The 2017 Oklahoma Legislature wrapped up its legislative session two weeks ago, leaving many unresolved questions for the people of Oklahoma.

It would be easy for me to frame this legislative session as a victory for the Muslim community. A number of bills that would target the Muslim community were introduced but gained no ground and were never heard in committee. There were only two occasions of blatant Islamophobia from two legislators – one apologized and the other has a long history of this type of behavior.
As Government Affairs Director of CAIR-OK, I was able to have over 20 face-to-face meetings with individual legislators on both sides of the aisle and grew our coalition involvement significantly. We participated in direct action on numerous bills and saw more legislators involved with our Muslim Day at the Capitol than ever before!
For the first time in 5 years, we received an official citation from the House of Representatives recognizing the work of CAIR-OK and the contributions of the Oklahoma Muslim community. The support from outside of the Muslim community grew significantly in both donations and volunteer turn out.

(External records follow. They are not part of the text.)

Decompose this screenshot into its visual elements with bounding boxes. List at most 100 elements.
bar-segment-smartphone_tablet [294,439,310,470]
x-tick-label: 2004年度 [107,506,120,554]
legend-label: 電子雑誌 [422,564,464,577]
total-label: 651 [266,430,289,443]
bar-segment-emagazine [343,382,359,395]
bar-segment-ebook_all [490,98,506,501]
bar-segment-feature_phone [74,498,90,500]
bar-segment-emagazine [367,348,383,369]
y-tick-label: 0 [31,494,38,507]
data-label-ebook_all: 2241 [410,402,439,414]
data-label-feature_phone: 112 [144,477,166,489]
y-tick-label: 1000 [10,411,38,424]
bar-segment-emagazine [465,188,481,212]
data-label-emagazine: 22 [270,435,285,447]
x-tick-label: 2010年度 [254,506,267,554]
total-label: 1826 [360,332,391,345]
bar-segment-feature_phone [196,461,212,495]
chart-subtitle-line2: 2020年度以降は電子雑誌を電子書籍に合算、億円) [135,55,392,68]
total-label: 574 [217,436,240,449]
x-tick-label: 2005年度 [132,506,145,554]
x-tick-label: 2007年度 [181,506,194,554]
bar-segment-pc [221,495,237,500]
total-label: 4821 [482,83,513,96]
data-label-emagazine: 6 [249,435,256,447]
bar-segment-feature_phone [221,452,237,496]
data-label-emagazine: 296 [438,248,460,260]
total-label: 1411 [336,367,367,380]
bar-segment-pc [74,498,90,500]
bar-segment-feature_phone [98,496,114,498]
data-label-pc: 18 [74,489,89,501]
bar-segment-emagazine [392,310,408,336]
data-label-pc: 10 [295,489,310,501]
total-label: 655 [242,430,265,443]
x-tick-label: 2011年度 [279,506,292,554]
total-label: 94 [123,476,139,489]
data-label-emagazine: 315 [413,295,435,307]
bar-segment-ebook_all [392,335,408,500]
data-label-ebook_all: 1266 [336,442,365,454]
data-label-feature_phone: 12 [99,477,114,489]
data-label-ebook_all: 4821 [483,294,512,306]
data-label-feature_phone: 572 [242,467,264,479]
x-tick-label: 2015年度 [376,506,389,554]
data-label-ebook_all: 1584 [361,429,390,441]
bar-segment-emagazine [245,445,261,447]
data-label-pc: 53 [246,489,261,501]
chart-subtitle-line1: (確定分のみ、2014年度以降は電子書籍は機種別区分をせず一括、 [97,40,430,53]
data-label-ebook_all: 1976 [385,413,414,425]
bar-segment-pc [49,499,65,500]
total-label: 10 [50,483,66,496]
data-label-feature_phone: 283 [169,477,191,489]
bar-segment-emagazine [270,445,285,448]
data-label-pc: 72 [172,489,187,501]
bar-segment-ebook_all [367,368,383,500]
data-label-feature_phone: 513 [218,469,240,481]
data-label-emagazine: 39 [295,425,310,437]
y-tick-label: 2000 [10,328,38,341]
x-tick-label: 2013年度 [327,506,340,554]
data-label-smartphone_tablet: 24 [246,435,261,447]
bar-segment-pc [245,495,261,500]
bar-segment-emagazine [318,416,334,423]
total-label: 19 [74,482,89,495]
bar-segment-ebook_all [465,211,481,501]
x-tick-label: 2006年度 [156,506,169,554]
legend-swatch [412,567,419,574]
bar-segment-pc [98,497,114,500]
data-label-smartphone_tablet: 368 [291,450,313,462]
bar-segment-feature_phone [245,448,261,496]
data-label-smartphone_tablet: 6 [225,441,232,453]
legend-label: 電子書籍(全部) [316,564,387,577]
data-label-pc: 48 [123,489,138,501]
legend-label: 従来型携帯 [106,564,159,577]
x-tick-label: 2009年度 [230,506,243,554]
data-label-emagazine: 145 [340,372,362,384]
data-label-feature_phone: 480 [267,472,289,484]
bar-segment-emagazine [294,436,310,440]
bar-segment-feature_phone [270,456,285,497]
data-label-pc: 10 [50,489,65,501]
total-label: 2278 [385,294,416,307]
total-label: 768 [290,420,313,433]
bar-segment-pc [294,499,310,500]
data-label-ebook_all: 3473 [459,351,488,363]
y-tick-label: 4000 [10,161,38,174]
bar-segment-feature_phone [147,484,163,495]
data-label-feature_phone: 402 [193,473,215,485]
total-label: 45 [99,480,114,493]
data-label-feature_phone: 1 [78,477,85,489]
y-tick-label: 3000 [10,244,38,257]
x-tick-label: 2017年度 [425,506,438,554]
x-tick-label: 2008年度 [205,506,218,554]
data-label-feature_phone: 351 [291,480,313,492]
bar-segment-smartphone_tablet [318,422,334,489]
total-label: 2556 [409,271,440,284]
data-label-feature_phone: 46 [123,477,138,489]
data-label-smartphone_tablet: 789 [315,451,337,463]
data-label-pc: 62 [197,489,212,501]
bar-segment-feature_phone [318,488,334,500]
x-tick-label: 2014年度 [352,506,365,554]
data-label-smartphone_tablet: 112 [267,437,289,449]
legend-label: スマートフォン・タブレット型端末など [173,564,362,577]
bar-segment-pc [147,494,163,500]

Altogether, the 2017 legislative session was, from this perspective, a great success for the Muslim community. For our Oklahoma community, however, the post-session outlook is considerably more disappointing.

There were big problems to be solved this year: a $900 million budget shortfall, a failing criminal justice system, an overburdened physical and mental health care system, low teacher pay, schools on the verge of closure, and more.
CAIR-OK set an ambitious legislative agenda for 2017 on many of these issues, hoping to move the needle on funding for core services and encourage legislators to pass responsible fiscal policy. Despite numerous promises from legislative leaders, budget negotiations were not held until the last minute. These meetings took place late at night, without documents and legislation available to the public.
The budget that was passed is now facing legal challenges, does not provide the funding needed to raise pay for teachers, and claims to “hold harmless” countless other agencies – agencies that have been cut at alarming rates over the last six to ten years. In short, the state budget passed by the legislature was anything but responsible.  
Other areas of this legislative session were disappointing too. Game changing criminal justice reform was left on the table, held up by a single member who refused to hear the legislation despite significant public support. More than one legislator made comments targeting marginalized communities – particularly women and non-English speaking children. Six different legislators resigned their seats, some due to disgrace and scandal.
I do not want to give you the impression that we should view the conclusion of this session with despair. Along with other professional and citizen advocates, I spent countless hours in the halls of the State Capitol both independently and as part of the Save Our State coalition campaigning to our legislators asking them to make responsible budget choices. We saw a larger more consistent turnout at our events encouraging engagement. People are seeking out information and taking action.
Coalitions are growing in the strength and so too are the advocacy efforts of many different types of organizations. Lobbyists are no longer the only frequent faces in the halls of the Capitol. There is a movement of people who are waking up and taking responsibility for the future of our state and our children.
As CAIR-OK’s Government Affairs department looks to the future, I see the Oklahoma Muslim at the forefront of this movement. During the interim session, we will be planning community meetings on issue areas and helping you stay connected with your elected officials, even when they are not at the Capitol.
We will continue to support and promote policies that maximize religious freedoms, Constitutional protections, and work towards eliminating inequality in Oklahoma. We look forward to your help making a more equal Oklahoma for all.